En otras tribus difusas con variadas aproximaciones a la derecha nacional ocurre algo parecido, aunque no lo digan claramente. Es la tendencia del “pues al final de la historia no era tan malo” o “Biden es un peligroso proabortista”. Han quedado sorprendidos ante la ocupación del Capitolio pero unos la califican de “animada algarabía” mientras que otros reniegan de su similitud con el 23 F porque, al fin y al cabo, lo de Trump era mucho más serio: “tenía a medio país detrás”, dicen algunos con marcada prosopopeya. José María Aznar, por el contrario, no se anduvo con contemplaciones al calificar al asalto de “intento de golpe de estado”.

En esos sectores Trump ha sido identificado como el bastión al que agarrarse en la contienda contra la izquierda española, hoy agrupada en una disparatada y dañina coalición gubernamental, como si de un cómodo congénere ideológico se tratara sin reparar en dos elementales consideraciones: no hay nada mas parecido al populismo gauchista del que hacen gala los Sánchez e Iglesias que en el mundo son que el populismo derechista que Trump había convertido en su santo y seña; y constituye grave desenfoque desde el prisma de las formaciones partidistas europeas, y por consiguiente españolas, el buscar en los Estados Unidos completos compañeros de cama. La dinámica entre republicanos y demócratas en los USA tiene componentes de variación que bien pueden corresponder alternativamente, según el momento y la ocasión, a las izquierdas o a las derechas de este lado del Atlántico. Asi adecuadamente lo entendió, por ejemplo, la Fundacion para los Análisis y Estudios Sociales (FAES), cuando al otorgar su anual premio a la libertad correspondiente al año 2016 lo hizo conjuntamente a las dos fundaciones del bipartidismo americano: el International Republican Institute (IRI) y el Democratic National Institute (DNI).

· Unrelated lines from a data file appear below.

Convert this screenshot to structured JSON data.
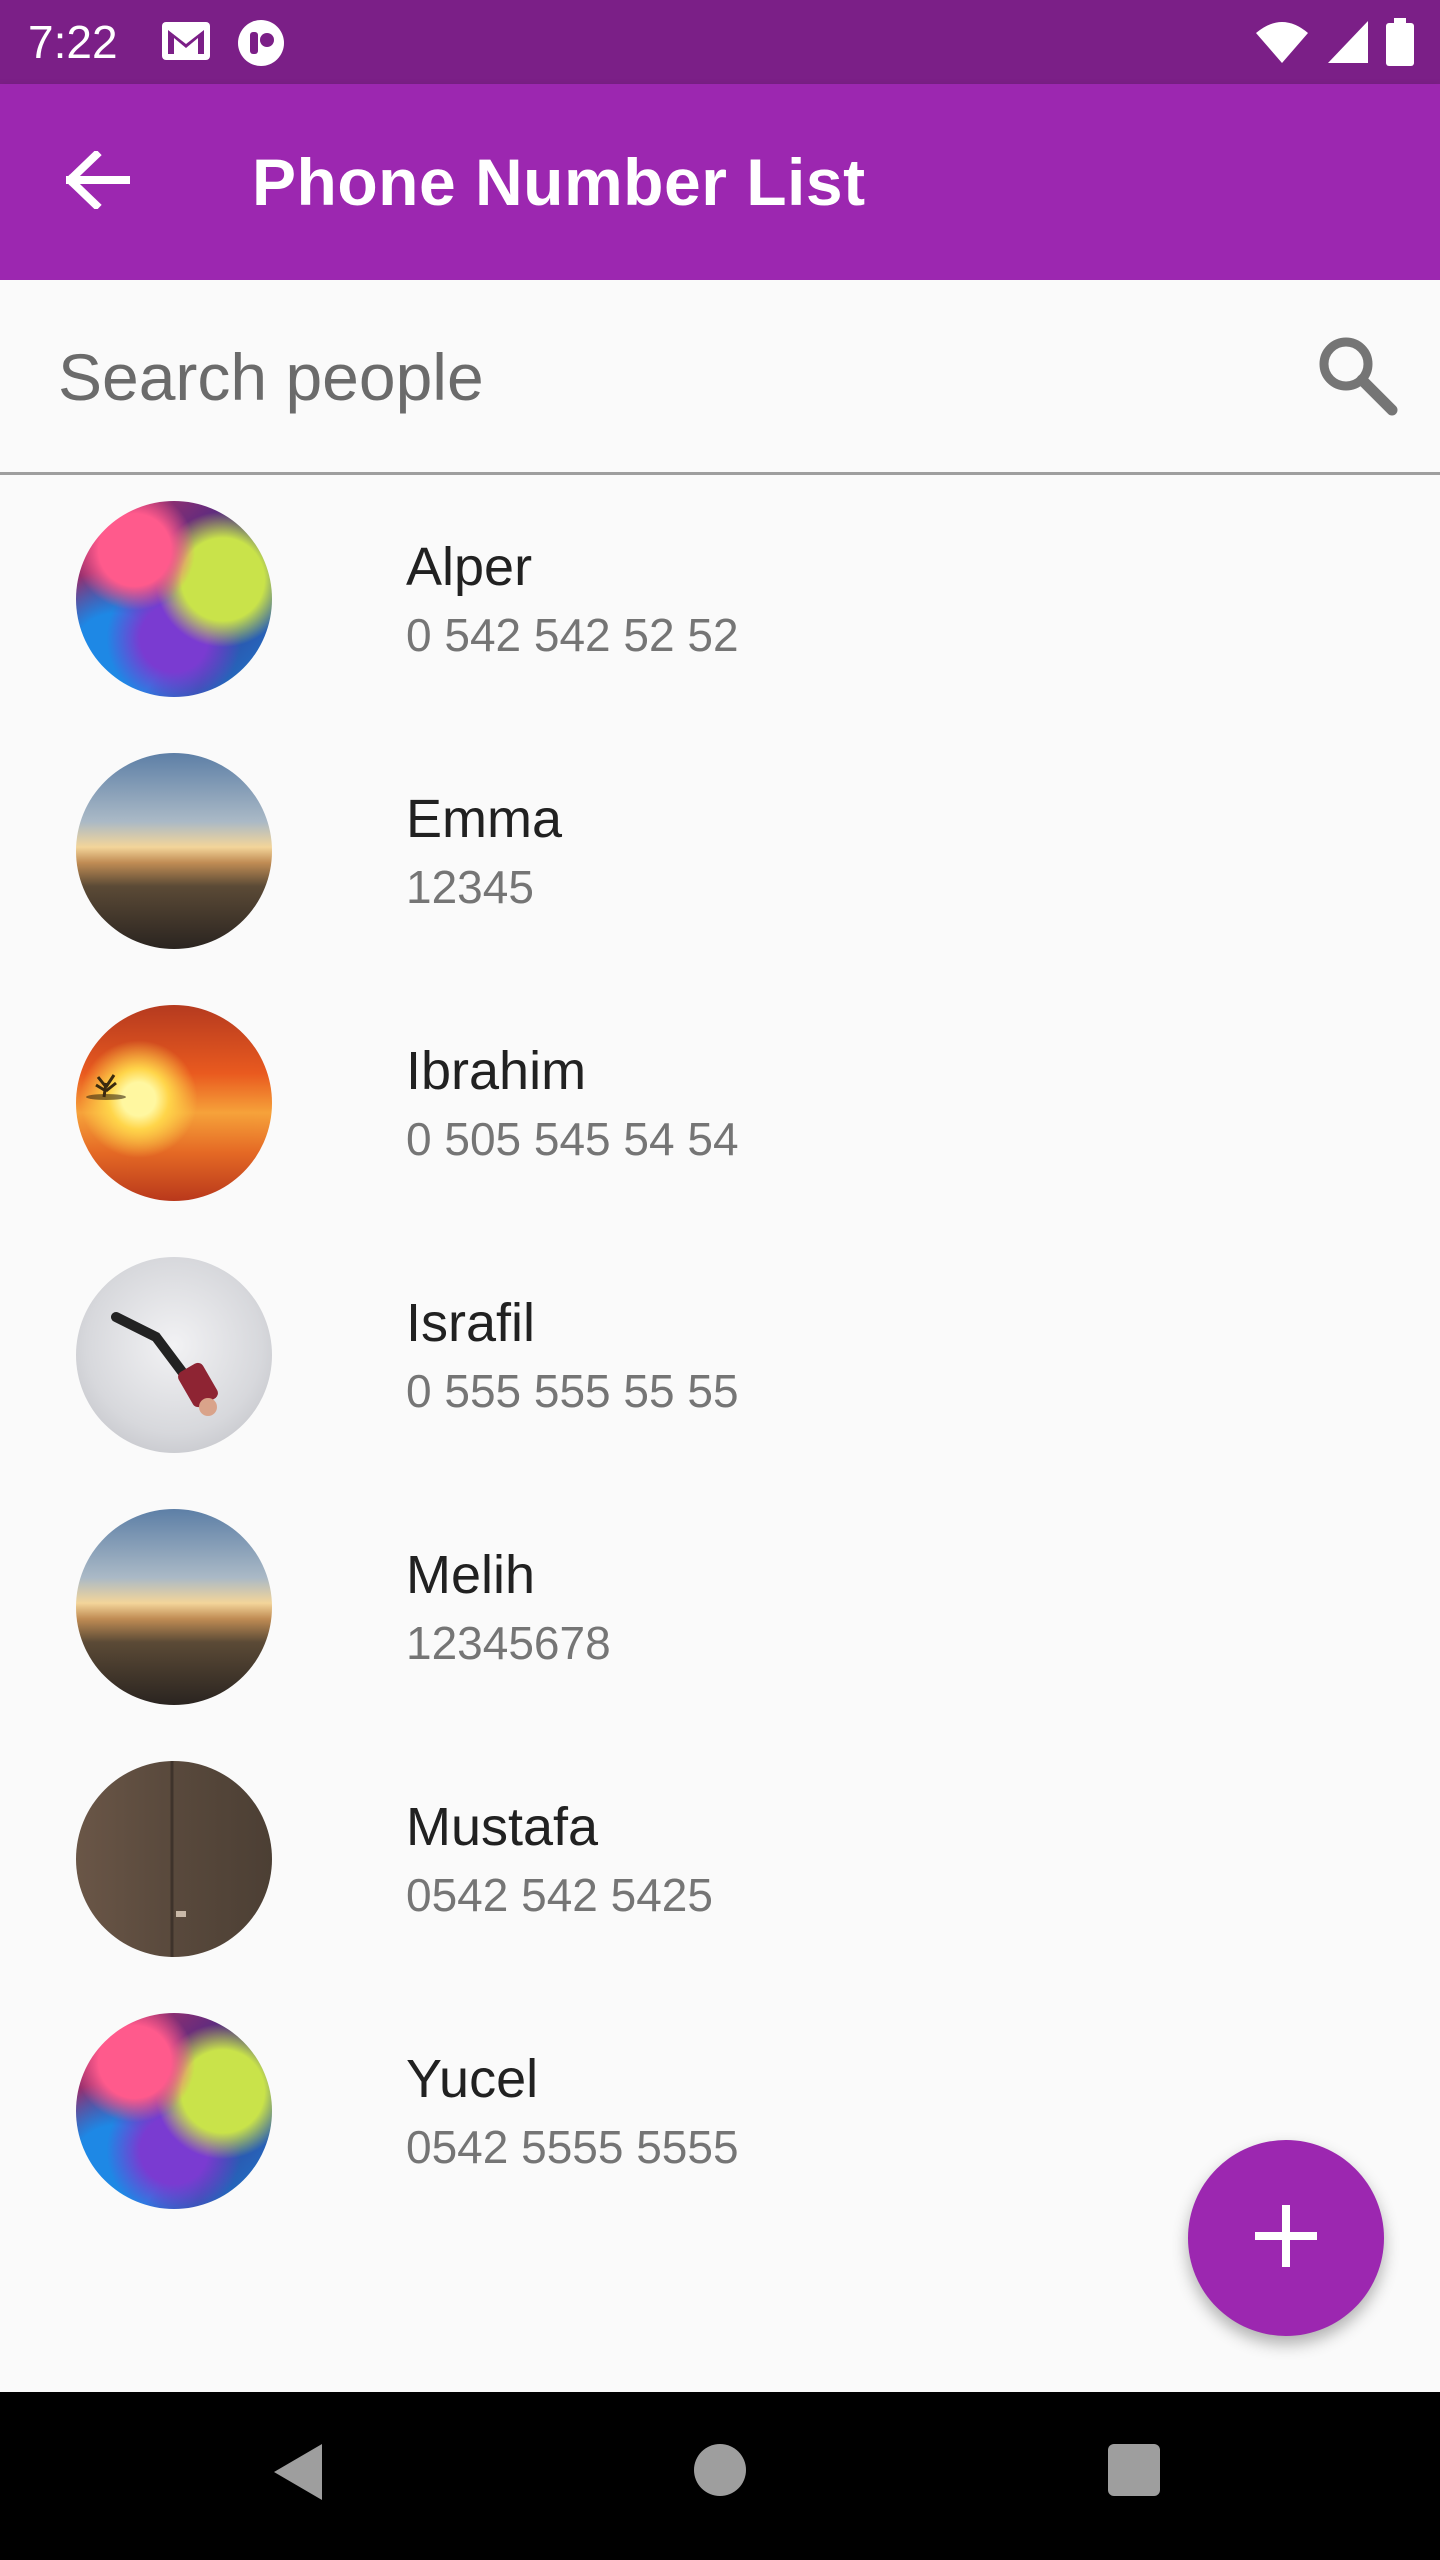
{
  "status_bar": {
    "time": "7:22",
    "icons": [
      "gmail-icon",
      "notification-app-icon",
      "wifi-icon",
      "signal-icon",
      "battery-icon"
    ]
  },
  "app_bar": {
    "title": "Phone Number List",
    "back_icon": "arrow-back-icon",
    "color": "#9c27b0"
  },
  "search": {
    "placeholder": "Search people",
    "value": "",
    "icon": "search-icon"
  },
  "contacts": [
    {
      "name": "Alper",
      "phone": "0 542 542 52 52",
      "avatar": "psychedelic-face"
    },
    {
      "name": "Emma",
      "phone": "12345",
      "avatar": "clouds-sunset"
    },
    {
      "name": "Ibrahim",
      "phone": "0 505 545 54 54",
      "avatar": "orange-sunset-tree"
    },
    {
      "name": "Israfil",
      "phone": "0 555 555 55 55",
      "avatar": "falling-person"
    },
    {
      "name": "Melih",
      "phone": "12345678",
      "avatar": "clouds-sunset"
    },
    {
      "name": "Mustafa",
      "phone": "0542 542 5425",
      "avatar": "brown-door"
    },
    {
      "name": "Yucel",
      "phone": "0542 5555 5555",
      "avatar": "psychedelic-face"
    }
  ],
  "fab": {
    "icon": "plus-icon",
    "color": "#9c27b0"
  },
  "nav_bar": {
    "icons": [
      "back-triangle-icon",
      "home-circle-icon",
      "recents-square-icon"
    ]
  }
}
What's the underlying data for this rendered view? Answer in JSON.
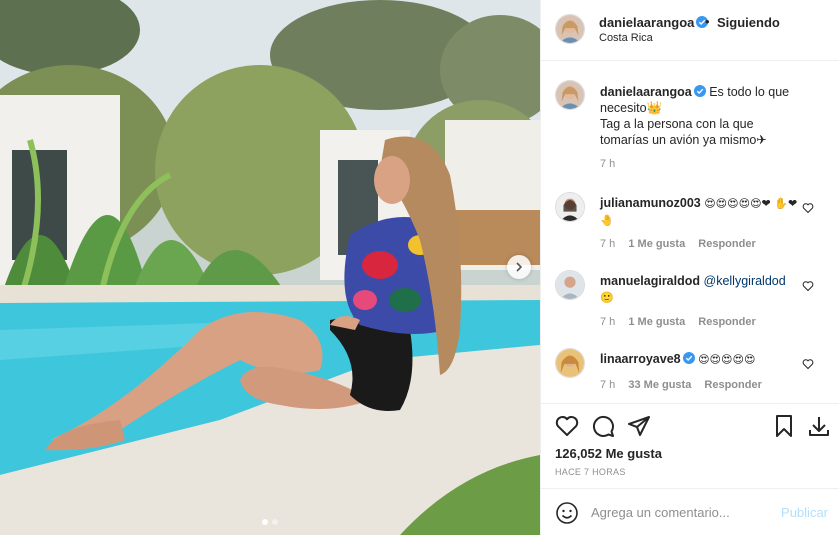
{
  "photo": {
    "alt_icon": "photo-of-woman-by-pool",
    "carousel_dots": 2,
    "active_dot": 0,
    "next_icon": "chevron-right-icon"
  },
  "header": {
    "username": "danielaarangoa",
    "separator": "•",
    "follow_label": "Siguiendo",
    "location": "Costa Rica"
  },
  "caption": {
    "username": "danielaarangoa",
    "line1": "Es todo lo que necesito👑",
    "line2": "Tag a la persona con la que tomarías un avión ya mismo✈",
    "time": "7 h"
  },
  "comments": [
    {
      "username": "julianamunoz003",
      "text": "😍😍😍😍😍❤ ✋❤🤚",
      "time": "7 h",
      "likes": "1 Me gusta",
      "reply": "Responder"
    },
    {
      "username": "manuelagiraldod",
      "mention": "@kellygiraldod",
      "text": "🙂",
      "time": "7 h",
      "likes": "1 Me gusta",
      "reply": "Responder"
    },
    {
      "username": "linaarroyave8",
      "text": "😍😍😍😍😍",
      "time": "7 h",
      "likes": "33 Me gusta",
      "reply": "Responder"
    }
  ],
  "actions": {
    "likes_count": "126,052 Me gusta",
    "timestamp": "HACE 7 HORAS"
  },
  "add_comment": {
    "placeholder": "Agrega un comentario...",
    "post_label": "Publicar"
  },
  "colors": {
    "verified": "#3897f0",
    "post_button": "#b2dffc",
    "pool": "#3ec7dc"
  }
}
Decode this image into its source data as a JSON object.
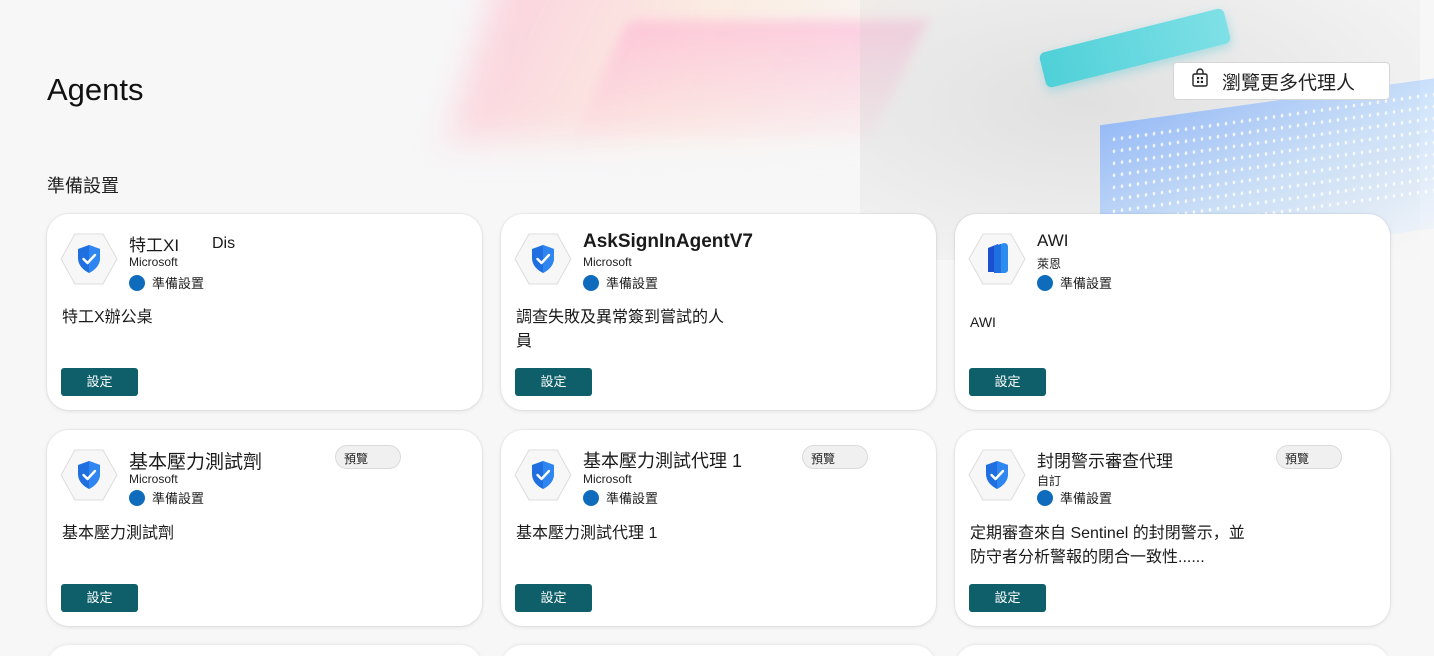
{
  "page": {
    "title": "Agents",
    "browse_label": "瀏覽更多代理人",
    "section_title": "準備設置"
  },
  "colors": {
    "accent_button": "#0e5f6a",
    "status_dot": "#0f6cbd",
    "shield_blue": "#1f6fe0"
  },
  "cards": [
    {
      "name": "特工XI",
      "extra": "Dis",
      "publisher": "Microsoft",
      "status": "準備設置",
      "description": "特工X辦公桌",
      "setup_label": "設定",
      "icon": "shield-check-icon"
    },
    {
      "name": "AskSignInAgentV7",
      "publisher": "Microsoft",
      "status": "準備設置",
      "description": "調查失敗及異常簽到嘗試的人員",
      "setup_label": "設定",
      "icon": "shield-check-icon"
    },
    {
      "name": "AWI",
      "publisher": "萊恩",
      "status": "準備設置",
      "description": "AWI",
      "setup_label": "設定",
      "icon": "document-icon"
    },
    {
      "name": "基本壓力測試劑",
      "badge": "預覽",
      "publisher": "Microsoft",
      "status": "準備設置",
      "description": "基本壓力測試劑",
      "setup_label": "設定",
      "icon": "shield-check-icon"
    },
    {
      "name": "基本壓力測試代理 1",
      "badge": "預覽",
      "publisher": "Microsoft",
      "status": "準備設置",
      "description": "基本壓力測試代理 1",
      "setup_label": "設定",
      "icon": "shield-check-icon"
    },
    {
      "name": "封閉警示審查代理",
      "badge": "預覽",
      "publisher": "自訂",
      "status": "準備設置",
      "description": "定期審查來自 Sentinel 的封閉警示，並防守者分析警報的閉合一致性......",
      "setup_label": "設定",
      "icon": "shield-check-icon"
    }
  ]
}
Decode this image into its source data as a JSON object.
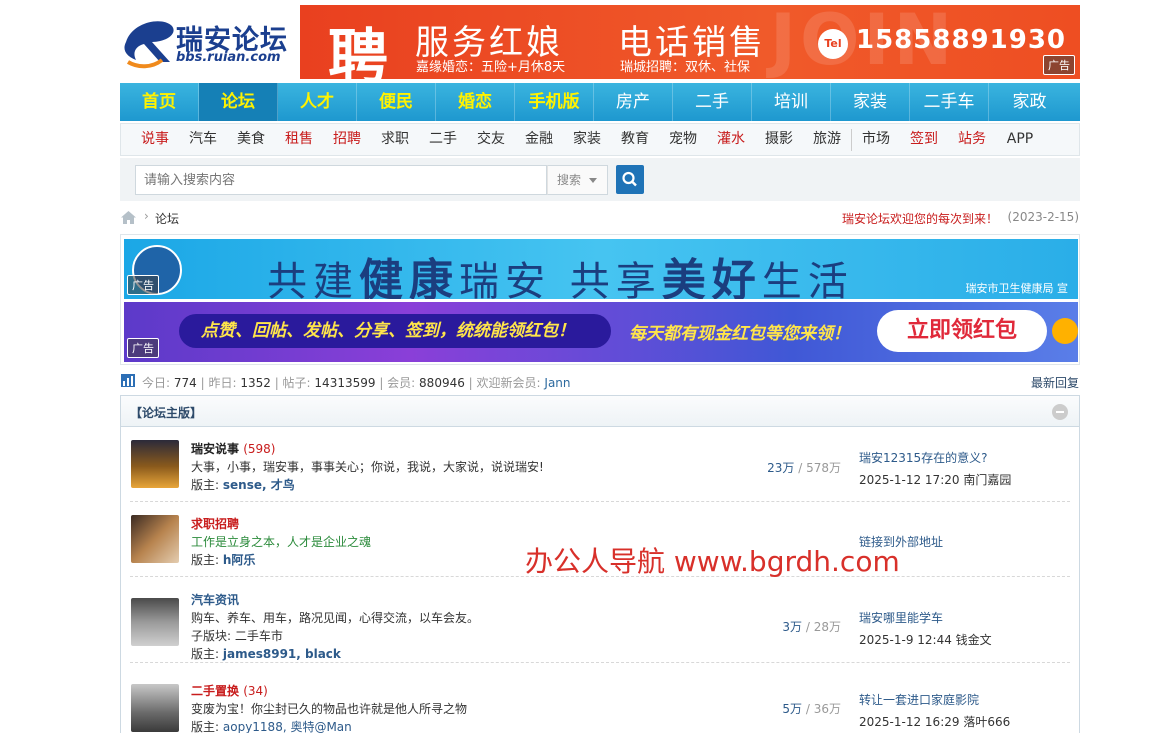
{
  "logo": {
    "name": "瑞安论坛",
    "url": "bbs.ruian.com"
  },
  "top_ad": {
    "big_char": "聘",
    "title1": "服务红娘",
    "title2": "电话销售",
    "sub1": "嘉缘婚恋：五险+月休8天",
    "sub2": "瑞城招聘：双休、社保",
    "tel_label": "Tel",
    "phone": "15858891930",
    "watermark": "JOIN US",
    "tag": "广告"
  },
  "nav": {
    "items": [
      {
        "label": "首页",
        "yellow": true
      },
      {
        "label": "论坛",
        "yellow": true,
        "active": true
      },
      {
        "label": "人才",
        "yellow": true
      },
      {
        "label": "便民",
        "yellow": true
      },
      {
        "label": "婚恋",
        "yellow": true
      },
      {
        "label": "手机版",
        "yellow": true
      },
      {
        "label": "房产"
      },
      {
        "label": "二手"
      },
      {
        "label": "培训"
      },
      {
        "label": "家装"
      },
      {
        "label": "二手车"
      },
      {
        "label": "家政"
      }
    ]
  },
  "subnav": {
    "items": [
      {
        "label": "说事",
        "red": true
      },
      {
        "label": "汽车"
      },
      {
        "label": "美食"
      },
      {
        "label": "租售",
        "red": true
      },
      {
        "label": "招聘",
        "red": true
      },
      {
        "label": "求职"
      },
      {
        "label": "二手"
      },
      {
        "label": "交友"
      },
      {
        "label": "金融"
      },
      {
        "label": "家装"
      },
      {
        "label": "教育"
      },
      {
        "label": "宠物"
      },
      {
        "label": "灌水",
        "red": true
      },
      {
        "label": "摄影"
      },
      {
        "label": "旅游"
      },
      {
        "label": "市场",
        "sep": true
      },
      {
        "label": "签到",
        "red": true
      },
      {
        "label": "站务",
        "red": true
      },
      {
        "label": "APP"
      }
    ]
  },
  "search": {
    "placeholder": "请输入搜索内容",
    "type": "搜索"
  },
  "breadcrumb": {
    "current": "论坛",
    "welcome": "瑞安论坛欢迎您的每次到来！",
    "date": "(2023-2-15)"
  },
  "banner1": {
    "text_a": "共建",
    "text_b": "健康",
    "text_c": "瑞安 共享",
    "text_d": "美好",
    "text_e": "生活",
    "org": "瑞安市卫生健康局 宣",
    "tag": "广告"
  },
  "banner2": {
    "pill": "点赞、回帖、发帖、分享、签到，统统能领红包！",
    "mid": "每天都有现金红包等您来领！",
    "button": "立即领红包",
    "tag": "广告"
  },
  "stats": {
    "today_label": "今日:",
    "today": "774",
    "yesterday_label": "昨日:",
    "yesterday": "1352",
    "posts_label": "帖子:",
    "posts": "14313599",
    "members_label": "会员:",
    "members": "880946",
    "welcome_label": "欢迎新会员:",
    "newest": "Jann",
    "latest": "最新回复"
  },
  "forum": {
    "title": "【论坛主版】",
    "boards": [
      {
        "name": "瑞安说事",
        "count": "(598)",
        "desc": "大事，小事，瑞安事，事事关心；你说，我说，大家说，说说瑞安!",
        "mod_label": "版主:",
        "mods": "sense, 才鸟",
        "threads": "23万",
        "posts": "578万",
        "last_title": "瑞安12315存在的意义?",
        "last_time": "2025-1-12 17:20 南门嘉园"
      },
      {
        "name": "求职招聘",
        "count": "",
        "desc": "工作是立身之本，人才是企业之魂",
        "mod_label": "版主:",
        "mods": "h阿乐",
        "threads": "",
        "posts": "",
        "last_title": "链接到外部地址",
        "last_time": ""
      },
      {
        "name": "汽车资讯",
        "count": "",
        "desc": "购车、养车、用车，路况见闻，心得交流，以车会友。",
        "sub_label": "子版块:",
        "sub": "二手车市",
        "mod_label": "版主:",
        "mods": "james8991, black",
        "threads": "3万",
        "posts": "28万",
        "last_title": "瑞安哪里能学车",
        "last_time": "2025-1-9 12:44 钱金文"
      },
      {
        "name": "二手置换",
        "count": "(34)",
        "desc": "变废为宝！你尘封已久的物品也许就是他人所寻之物",
        "mod_label": "版主:",
        "mods": "aopy1188, 奥特@Man",
        "threads": "5万",
        "posts": "36万",
        "last_title": "转让一套进口家庭影院",
        "last_time": "2025-1-12 16:29 落叶666"
      }
    ]
  },
  "overlay": {
    "watermark": "办公人导航 www.bgrdh.com"
  }
}
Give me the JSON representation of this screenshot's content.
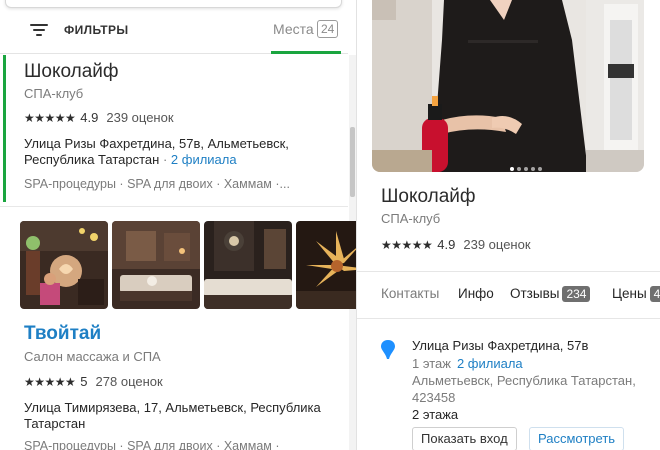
{
  "list_header": {
    "filters_label": "ФИЛЬТРЫ",
    "places_label": "Места",
    "places_count": "24"
  },
  "results": [
    {
      "name": "Шоколайф",
      "type": "СПА-клуб",
      "stars": "★★★★★",
      "rating": "4.9",
      "reviews": "239 оценок",
      "address": "Улица Ризы Фахретдина, 57в, Альметьевск, Республика Татарстан",
      "branches": "2 филиала",
      "categories": "SPA-процедуры · SPA для двоих · Хаммам ·..."
    },
    {
      "name": "Твойтай",
      "type": "Салон массажа и СПА",
      "stars": "★★★★★",
      "rating": "5",
      "reviews": "278 оценок",
      "address": "Улица Тимирязева, 17, Альметьевск, Республика Татарстан",
      "categories": "SPA-процедуры · SPA для двоих · Хаммам ·"
    }
  ],
  "details": {
    "name": "Шоколайф",
    "type": "СПА-клуб",
    "stars": "★★★★★",
    "rating": "4.9",
    "reviews": "239 оценок",
    "tabs": [
      {
        "label": "Контакты"
      },
      {
        "label": "Инфо"
      },
      {
        "label": "Отзывы",
        "badge": "234"
      },
      {
        "label": "Цены",
        "badge": "4"
      }
    ],
    "contact": {
      "street": "Улица Ризы Фахретдина, 57в",
      "floor": "1 этаж",
      "branches": "2 филиала",
      "city": "Альметьевск, Республика Татарстан,",
      "postcode": "423458",
      "floor2": "2 этажа",
      "show_entrance_label": "Показать вход",
      "view_label": "Рассмотреть"
    }
  },
  "colors": {
    "accent_green": "#1aa53f",
    "link_blue": "#1e7fc4"
  }
}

Al final de la historia, y en el complicado momento que su evolución nos ofrece, cuando pareciera que la crisis del 2008 sigue todavía alimentando los peores instintos de los populismos de ambos signos, y para todos aquellos que desean el mantenimiento y la nueva fortaleza de la democracia parlamentaria, lo fundamental radica en la adecuada elección de los próximos dispuestos a finalizar con la división como sistema y la descalificación del opuesto como norma. Prácticas ambas en las que han mostrado excelentes capacidades gentes como Trump, y como Sánchez, y como Iglesias. Y como Bolsonaro, y como Erdogan, y como Johnson. Y algún otro que por ahí anda. Porque se equivoca la derecha al lamentar la desaparición de Trump como si de un buen congénere se tratara y se equivoca la izquierda al saludar su derribo como si encarnara proféticamente el futuro de los conservadores y liberales. Por el contrario, en lo que deberían profundizar unos y otros es en las torcidas razones que han permitido la existencia de un Trump en la cima del poder y las adecuadas maneras de evitarlas para que la democracia, y con ella la libertad, subsista. Y quien tenga alguna duda al respecto revise con detalle los videos que muestran lo que ocurrió en el Capitolio de Washington el 6 de enero de 2021. El resto es silencio.

Autor: Javier Rupérez – Embajador de España
Diplomático, político, periodista, escritor, ha sido Embajador de España ante los Estados Unidos de America, ante la OTAN y ante la Organización para la Seguridad y la Cooperación en Europa. Entre otras condecoraciones, ha sido distinguido con la Gran Cruz de la Orden de Isabel la Católica.